Despite not having breakfast, many a student comes late for classes after mustering all efforts to be at the venue before the lecturer (who may not even take interest in such healthy lifestyle) arrives. In an interview, Kolade Olanrewaju Freedom, an author, editor and student, who works with Poets in Nigeria (PIN), describes his average Monday mornings as “very rough and busy; highlighted with a loss of serenity with the hustling and bustling that laminates the atmosphere…”

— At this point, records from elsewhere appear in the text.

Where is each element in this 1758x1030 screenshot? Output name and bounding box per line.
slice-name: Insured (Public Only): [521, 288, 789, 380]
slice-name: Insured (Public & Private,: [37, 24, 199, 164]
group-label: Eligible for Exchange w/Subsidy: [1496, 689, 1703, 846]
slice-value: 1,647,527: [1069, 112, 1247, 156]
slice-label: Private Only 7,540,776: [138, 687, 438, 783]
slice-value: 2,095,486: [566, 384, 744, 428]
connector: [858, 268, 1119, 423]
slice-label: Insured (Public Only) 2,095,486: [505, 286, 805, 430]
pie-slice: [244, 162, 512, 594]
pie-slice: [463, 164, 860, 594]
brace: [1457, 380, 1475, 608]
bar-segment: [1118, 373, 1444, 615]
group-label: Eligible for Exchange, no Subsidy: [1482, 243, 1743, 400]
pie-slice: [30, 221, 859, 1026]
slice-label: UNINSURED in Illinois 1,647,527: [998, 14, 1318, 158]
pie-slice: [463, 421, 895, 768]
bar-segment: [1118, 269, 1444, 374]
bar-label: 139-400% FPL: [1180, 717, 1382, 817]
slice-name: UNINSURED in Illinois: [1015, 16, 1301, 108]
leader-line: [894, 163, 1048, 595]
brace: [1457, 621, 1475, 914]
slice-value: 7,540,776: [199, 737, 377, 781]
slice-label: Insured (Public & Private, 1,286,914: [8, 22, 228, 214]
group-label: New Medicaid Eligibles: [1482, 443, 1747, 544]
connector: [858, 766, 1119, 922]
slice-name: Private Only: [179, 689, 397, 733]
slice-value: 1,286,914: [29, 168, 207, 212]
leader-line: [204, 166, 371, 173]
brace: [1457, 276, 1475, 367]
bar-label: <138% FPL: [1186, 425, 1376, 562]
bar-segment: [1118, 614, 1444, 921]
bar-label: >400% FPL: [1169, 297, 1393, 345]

Having to contend for an escape during traffic jams, is enough to discourage many students from attending lectures, but then, UI students still make it to classes. “Terrific and unusually busy” – a Stalite reports as she narrates how she often get stuck in traffic as she comes to school from her aunt’s place at Eleyele. “Sometimes, the cabs and bus owners get choosy when you don’t have change to go aboard. It can be very frustrating…”
After the relaxation and relief of the weekend, Eniola who stays off campus, describes a typical Monday morning as one driven by an emergency and consciousness that screams “it’s Monday”- an uneasy cycle she has learnt to cope with by preparing before time. “But I feel really really bad when I arrive class some minutes late and my lecturer says not to enter class because I couldn’t make it on time. It ruins the whole day for me”, she added, swinging her head and arm to match a disappointing mood.
This article is not to becloud your thoughts with pessimism about Monday mornings or conclude that the patterns of a typical Monday are sealed with negative lyrics. In fact, a few students describe the ‘moon’ day as normal and lively.
A lecturer however commented in line with the thoughts of Antonio Villaraigosa who said, “don’t let the Monday morning quarterbacks stop you from being bold. You’ve got to set a high bar”. He submitted that “no excuse is enough to justify students’ failure to adapt to an academic environment. “Students should always strive to beat the time for classes every day. It is part of learning.”